3年目を迎える今季、一軍初出場に向けてキャンプでアピールを続ける韮澤雄也。

◆実績のない若手がポジション争いの台風の目となれるか

 2022年2月1日、宮崎県・天福球場でカープの春季キャンプがスタートした。

 しかし、キャンプ前に西川龍馬、田中広輔、長野久義らが新型コロナウイルスの陽性判定を受け、チーム合流が遅れることに。

 さらには坂倉将吾、髙橋樹也の2選手がコンディション不良でリハビリ組スタートと、1軍キャンプを「無事」にスタートできていない選手も多い。

 キャンプイン時点の1軍メンバーは以下の通りだ。

■広島東洋カープ1軍キャンプ参加メンバー
<投手>
九里亜蓮、大道温貴、森浦大輔、大瀬良大地、森翔平、森下暢仁、栗林良吏、中﨑翔太、黒原拓未、床田寛樹、ケムナ誠、高橋昂也、塹江敦哉、島内颯太郎、松本竜也、小林樹斗、玉村昇悟、遠藤淳志

<捕手>
中村奨成、會澤翼、石原貴規、持丸泰輝

<内野手>
堂林翔太、菊池涼介、林晃汰、小園海斗、韮澤雄也、羽月隆太郎、二俣翔一

<外野手>
宇草孔基、正隨優弥、中村健人、末包昇大

 特に野手組のメンバーが「ベスト」と呼ぶには程遠いことが分かる。

 ただ、まだ1軍で実績のない若手選手からすれば、この状況は逆にチャンスとも言える。
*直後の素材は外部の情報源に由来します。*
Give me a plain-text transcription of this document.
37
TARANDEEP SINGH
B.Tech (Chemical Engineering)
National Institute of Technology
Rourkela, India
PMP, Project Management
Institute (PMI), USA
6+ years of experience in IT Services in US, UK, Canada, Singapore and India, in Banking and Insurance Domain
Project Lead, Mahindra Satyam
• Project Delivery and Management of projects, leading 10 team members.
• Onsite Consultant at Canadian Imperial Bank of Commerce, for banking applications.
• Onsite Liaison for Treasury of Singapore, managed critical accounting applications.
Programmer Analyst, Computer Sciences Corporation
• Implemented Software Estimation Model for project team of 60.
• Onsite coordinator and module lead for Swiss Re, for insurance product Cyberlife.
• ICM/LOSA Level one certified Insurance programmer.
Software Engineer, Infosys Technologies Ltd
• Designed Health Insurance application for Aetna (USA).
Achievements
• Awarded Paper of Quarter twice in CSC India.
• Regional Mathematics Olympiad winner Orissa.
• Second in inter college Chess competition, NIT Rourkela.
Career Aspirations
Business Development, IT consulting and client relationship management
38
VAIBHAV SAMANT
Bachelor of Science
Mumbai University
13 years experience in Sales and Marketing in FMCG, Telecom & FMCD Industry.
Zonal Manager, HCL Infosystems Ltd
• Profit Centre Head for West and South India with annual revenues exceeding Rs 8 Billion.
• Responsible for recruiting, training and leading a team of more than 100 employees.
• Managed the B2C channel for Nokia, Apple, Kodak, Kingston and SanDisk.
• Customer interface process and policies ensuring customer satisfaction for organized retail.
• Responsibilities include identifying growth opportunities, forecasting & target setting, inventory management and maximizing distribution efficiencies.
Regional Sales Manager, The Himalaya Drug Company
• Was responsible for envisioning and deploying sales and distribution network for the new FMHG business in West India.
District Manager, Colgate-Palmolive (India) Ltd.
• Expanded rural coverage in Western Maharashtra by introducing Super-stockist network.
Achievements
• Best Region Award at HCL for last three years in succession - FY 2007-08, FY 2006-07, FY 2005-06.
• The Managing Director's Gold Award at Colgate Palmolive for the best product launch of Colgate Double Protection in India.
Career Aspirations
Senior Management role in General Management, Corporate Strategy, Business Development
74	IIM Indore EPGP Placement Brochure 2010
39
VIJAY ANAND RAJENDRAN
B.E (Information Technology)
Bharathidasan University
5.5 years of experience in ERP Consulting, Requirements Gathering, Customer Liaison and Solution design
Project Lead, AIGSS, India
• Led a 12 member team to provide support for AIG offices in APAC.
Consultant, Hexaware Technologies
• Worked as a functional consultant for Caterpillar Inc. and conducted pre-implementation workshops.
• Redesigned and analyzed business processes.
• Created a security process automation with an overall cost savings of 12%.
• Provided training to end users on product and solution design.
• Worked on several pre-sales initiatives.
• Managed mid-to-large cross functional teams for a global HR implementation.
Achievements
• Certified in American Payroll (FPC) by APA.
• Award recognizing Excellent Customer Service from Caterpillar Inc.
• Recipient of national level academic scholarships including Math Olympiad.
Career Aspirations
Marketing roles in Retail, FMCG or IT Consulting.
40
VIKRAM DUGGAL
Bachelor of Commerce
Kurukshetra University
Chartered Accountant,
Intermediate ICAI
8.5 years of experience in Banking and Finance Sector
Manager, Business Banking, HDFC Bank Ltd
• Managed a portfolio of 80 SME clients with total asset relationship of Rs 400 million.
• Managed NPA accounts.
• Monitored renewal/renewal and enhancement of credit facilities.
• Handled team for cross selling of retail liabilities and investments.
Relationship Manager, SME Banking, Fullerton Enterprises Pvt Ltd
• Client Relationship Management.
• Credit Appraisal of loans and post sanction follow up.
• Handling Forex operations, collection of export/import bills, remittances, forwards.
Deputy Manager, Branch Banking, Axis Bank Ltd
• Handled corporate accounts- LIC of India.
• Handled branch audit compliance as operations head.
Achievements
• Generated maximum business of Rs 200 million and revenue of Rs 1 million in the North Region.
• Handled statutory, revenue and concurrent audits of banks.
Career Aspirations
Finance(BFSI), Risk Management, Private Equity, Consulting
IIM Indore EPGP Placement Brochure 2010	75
 故障やアクシデントで主力選手が戦線を離脱し、その穴を埋めた若手選手がレギュラーに定着するケースはプロの世界でも決して珍しくない。

 チームにとっての“ピンチ”を自らの“チャンス”に変え、春季キャンプから首脳陣にアピールすることができれば、開幕1軍はもちろんその先にあるレギュラーもぐっと近づくはずだ。

 中でも注目したいのが、内野手なら高卒3年目の韮澤雄也、外野手ならドラフト3位ルーキーの中村健人だ。

 韮澤は埼玉の名門・花咲徳栄高で1年春からレギュラーを掴み、2年夏、3年夏と甲子園に連続出場。3年時にはU-18W杯日本代表にも選出されている。

 同期の「2001年世代」には佐々木朗希(ロッテ)、奥川恭伸(ヤクルト)、宮城大弥、紅林弘太郎(ともにオリックス)、森敬斗(DeNA)、及川雅貴(阪神)、さらにはチームメイトの玉村昇悟ら、すでに1軍で結果を残しつつある選手がおり、今プロ野球で一番勢いのある世代と言える。

 プロ2年間で1軍出場はないが、昨季2軍では74試合、打率.255、4本塁打をマークするなど着実に経験を積み、3年目の今季、1軍キャンプに大抜擢。遊撃手には1学年上の小園海斗がいるが、一塁、二塁の守備経験もあり、アピール次第では「菊地涼介の後継者候補」に名乗りを上げてくるかもしれない。

 ルーキーの中村健は中京大中京、慶応大、トヨタ自動車と各カテゴリで「名門」に所属。そのすべてで「全国大会」にも出場している野球エリートだ。

 打撃ではパンチ力と確実性を兼ね備え、走塁・守備も一級品。

 ほぼ確実な鈴木誠也のメジャー移籍もあり、周囲からはどうしても「ポスト・鈴木誠也」と呼ばれがちだが、タイプ的には長野久義の方が近い。

 ルーキーではあるがアマチュア実績も豊富で年齢も23歳。キャンプでの1軍抜擢も不思議ではないが、ここでしっかりとアピールできれば外野手レギュラー争いに参戦してくるのは間違いない。

 昨季のDeNA・牧秀悟のような活躍を期待したくなる選手だ。

 韮澤に中村健、プロでの実績はほぼゼロの2人の野手がキャンプでアピールに成功すれば、レギュラー争いはさらに激しくなる。そしてそれが、チーム力アップ、ひいては2018年以来の“優勝”にもつながるはずだ。